South African Journal of Chemistry
versión On-line ISSN 1996-840X
HAMZA, Mohamed S.A.; ELAWADY, Mohamed A. y MARQUES, Helder M.. The ligand substitution reactions of hydrophobic vitamin B12 derivatives. Reaction of cobyric acid heptapropyl ester with heterocyclic N-donor ligands. S.Afr.j.chem. (Online) [online]. 2008, vol.61, pp. 68-73. ISSN 1996-840X.

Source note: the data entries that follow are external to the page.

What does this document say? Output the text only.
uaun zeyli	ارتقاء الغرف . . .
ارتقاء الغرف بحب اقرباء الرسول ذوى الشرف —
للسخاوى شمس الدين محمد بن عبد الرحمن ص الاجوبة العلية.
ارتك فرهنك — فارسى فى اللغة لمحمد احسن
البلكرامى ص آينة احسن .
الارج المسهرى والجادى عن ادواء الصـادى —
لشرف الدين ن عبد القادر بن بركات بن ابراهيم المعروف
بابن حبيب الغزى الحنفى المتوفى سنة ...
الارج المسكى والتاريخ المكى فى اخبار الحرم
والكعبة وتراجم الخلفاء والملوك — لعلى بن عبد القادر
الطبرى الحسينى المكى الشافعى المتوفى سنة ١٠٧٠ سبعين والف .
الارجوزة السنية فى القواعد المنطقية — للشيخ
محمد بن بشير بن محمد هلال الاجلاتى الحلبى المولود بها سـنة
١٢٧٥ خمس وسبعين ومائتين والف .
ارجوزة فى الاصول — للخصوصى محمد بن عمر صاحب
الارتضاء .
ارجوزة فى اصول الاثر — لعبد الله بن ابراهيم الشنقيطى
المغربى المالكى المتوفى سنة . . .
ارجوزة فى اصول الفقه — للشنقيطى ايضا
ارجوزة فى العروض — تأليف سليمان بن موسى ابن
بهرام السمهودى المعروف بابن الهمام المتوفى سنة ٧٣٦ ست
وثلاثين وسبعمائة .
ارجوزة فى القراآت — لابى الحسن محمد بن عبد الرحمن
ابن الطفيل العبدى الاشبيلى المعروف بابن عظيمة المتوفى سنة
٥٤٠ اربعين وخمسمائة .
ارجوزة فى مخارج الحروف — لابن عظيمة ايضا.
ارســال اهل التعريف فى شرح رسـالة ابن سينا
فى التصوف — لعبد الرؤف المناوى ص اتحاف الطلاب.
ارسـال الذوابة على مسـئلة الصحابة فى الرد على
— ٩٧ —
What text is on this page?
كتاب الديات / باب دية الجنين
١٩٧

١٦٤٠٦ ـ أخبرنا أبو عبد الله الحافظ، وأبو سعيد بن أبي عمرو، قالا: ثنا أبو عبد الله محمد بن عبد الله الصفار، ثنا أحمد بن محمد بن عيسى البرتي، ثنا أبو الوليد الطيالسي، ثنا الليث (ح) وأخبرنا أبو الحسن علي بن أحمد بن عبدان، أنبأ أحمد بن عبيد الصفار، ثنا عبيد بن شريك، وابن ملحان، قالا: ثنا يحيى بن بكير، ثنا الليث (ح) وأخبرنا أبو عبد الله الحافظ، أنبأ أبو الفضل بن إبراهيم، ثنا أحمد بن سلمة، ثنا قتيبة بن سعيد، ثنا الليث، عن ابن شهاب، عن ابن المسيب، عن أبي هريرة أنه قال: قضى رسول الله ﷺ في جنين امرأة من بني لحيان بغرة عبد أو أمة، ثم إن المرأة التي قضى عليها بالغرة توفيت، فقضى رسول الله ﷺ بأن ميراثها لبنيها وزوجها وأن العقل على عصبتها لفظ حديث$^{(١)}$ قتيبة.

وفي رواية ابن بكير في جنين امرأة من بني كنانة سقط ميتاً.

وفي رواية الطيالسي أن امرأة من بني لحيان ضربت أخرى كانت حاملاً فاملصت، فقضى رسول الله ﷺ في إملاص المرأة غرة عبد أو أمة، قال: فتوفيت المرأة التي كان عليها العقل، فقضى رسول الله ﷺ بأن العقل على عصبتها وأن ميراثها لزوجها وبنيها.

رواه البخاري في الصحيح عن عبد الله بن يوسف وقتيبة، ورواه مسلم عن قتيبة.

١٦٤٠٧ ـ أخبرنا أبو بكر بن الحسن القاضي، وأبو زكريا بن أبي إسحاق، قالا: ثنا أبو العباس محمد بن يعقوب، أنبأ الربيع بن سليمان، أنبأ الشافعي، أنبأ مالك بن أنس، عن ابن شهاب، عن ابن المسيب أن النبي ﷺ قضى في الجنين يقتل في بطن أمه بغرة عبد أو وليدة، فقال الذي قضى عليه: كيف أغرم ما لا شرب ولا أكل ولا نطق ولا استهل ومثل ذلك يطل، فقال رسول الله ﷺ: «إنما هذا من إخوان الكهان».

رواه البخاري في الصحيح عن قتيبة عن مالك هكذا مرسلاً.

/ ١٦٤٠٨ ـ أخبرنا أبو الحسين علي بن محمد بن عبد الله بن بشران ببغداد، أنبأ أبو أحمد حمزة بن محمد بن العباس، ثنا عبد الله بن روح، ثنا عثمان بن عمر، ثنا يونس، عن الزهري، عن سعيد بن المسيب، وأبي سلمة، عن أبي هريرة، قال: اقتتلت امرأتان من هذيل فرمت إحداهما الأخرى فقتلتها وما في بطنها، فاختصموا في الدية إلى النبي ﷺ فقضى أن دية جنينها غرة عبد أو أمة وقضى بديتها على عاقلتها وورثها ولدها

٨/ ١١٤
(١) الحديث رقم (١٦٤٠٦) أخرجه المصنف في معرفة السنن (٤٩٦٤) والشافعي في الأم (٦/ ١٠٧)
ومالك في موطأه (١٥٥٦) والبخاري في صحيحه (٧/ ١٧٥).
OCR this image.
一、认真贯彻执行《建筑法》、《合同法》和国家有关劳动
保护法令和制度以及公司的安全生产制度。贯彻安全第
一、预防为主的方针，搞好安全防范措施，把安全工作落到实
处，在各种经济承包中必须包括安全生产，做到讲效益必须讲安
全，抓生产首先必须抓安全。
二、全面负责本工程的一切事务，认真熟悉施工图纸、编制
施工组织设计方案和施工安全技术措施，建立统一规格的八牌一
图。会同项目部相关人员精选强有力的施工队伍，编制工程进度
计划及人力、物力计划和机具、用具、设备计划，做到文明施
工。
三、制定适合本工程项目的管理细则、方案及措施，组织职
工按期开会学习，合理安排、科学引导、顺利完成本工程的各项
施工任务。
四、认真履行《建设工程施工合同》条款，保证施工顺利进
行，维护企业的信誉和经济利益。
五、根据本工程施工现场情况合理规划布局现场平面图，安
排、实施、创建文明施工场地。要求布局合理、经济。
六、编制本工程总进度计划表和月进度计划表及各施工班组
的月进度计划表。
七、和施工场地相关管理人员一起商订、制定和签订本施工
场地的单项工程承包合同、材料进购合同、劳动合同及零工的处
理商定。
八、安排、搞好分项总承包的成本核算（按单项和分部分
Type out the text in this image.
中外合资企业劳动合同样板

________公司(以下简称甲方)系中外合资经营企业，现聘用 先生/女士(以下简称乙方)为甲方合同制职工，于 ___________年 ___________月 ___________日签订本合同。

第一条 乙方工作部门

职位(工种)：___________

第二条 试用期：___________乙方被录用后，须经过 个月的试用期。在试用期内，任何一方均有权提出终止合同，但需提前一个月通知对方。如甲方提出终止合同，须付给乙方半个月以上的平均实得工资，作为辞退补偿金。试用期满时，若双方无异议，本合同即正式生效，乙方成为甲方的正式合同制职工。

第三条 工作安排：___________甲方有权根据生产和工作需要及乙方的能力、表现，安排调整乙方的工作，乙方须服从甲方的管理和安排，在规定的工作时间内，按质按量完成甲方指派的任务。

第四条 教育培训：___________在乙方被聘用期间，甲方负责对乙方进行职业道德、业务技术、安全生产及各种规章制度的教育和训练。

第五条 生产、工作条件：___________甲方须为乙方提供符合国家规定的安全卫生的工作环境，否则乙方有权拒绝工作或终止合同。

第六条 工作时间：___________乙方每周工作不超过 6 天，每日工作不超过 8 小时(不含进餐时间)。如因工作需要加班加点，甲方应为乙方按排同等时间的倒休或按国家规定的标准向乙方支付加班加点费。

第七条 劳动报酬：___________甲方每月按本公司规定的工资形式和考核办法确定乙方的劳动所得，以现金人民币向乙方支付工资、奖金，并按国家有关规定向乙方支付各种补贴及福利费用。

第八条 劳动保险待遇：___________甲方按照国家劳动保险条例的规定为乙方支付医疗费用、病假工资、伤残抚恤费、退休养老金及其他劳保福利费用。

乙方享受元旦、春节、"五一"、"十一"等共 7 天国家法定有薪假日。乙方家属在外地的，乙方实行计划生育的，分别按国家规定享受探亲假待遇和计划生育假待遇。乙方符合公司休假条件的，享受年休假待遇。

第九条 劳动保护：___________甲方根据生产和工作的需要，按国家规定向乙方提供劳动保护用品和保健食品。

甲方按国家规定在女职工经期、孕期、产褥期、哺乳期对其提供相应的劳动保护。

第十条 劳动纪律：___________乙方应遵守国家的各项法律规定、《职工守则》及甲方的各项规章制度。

The hydrophobic cobyrinic acid heptapropyl ester corrinoids XCbs-Pr (axial ligandX = CN-,SO32-,CH3- and CH3CH2-) have been prepared from vitamin B12 by hydrolysis of the amide side chains and their conversion to propyl esters. Both the position of the y-band and the general shape of the UV-visible spectra of these complexes show significant solvent dependence as the polarity of the solvent is varied. The equilibrium constants, K, for the reaction of five-membered heterocyclic nitrogenous bases (the azoles imidazole, pyrazole and 1,2,4-triazole) with displacement of coordinated H2O in aquacyanocobyrinic acid heptapropyl ester, and coordination by the predominantly five-coordinate complexes sulphitocobyrinic acid heptapropyl ester, ethylcobyrinic acid heptapropyl ester and methylcobyrinic acid heptapropyl ester, have been determined spectrophotometrically at 25 °C in water, methanol, acetonitrile, ethyl acetate and toluene. Values of K are dependent on the identity of the trans ligand (X = CN- >SO32- > CH3- >CH3CH2-); they increase with the basicity of the azole (pyrazole < 1,2,4-triazole < imidazole); and they increase as the solvent polarity increases (toluene < ethyl acetate < acetonitrile < methanol < H2O). Molecular mechanics calculations suggest that these effects are largely electronic in origin.
Palabras clave : Hydrophobic vitamin B12; cobalt corrinoids; equilibrium constants; solvent polarity; trans influence.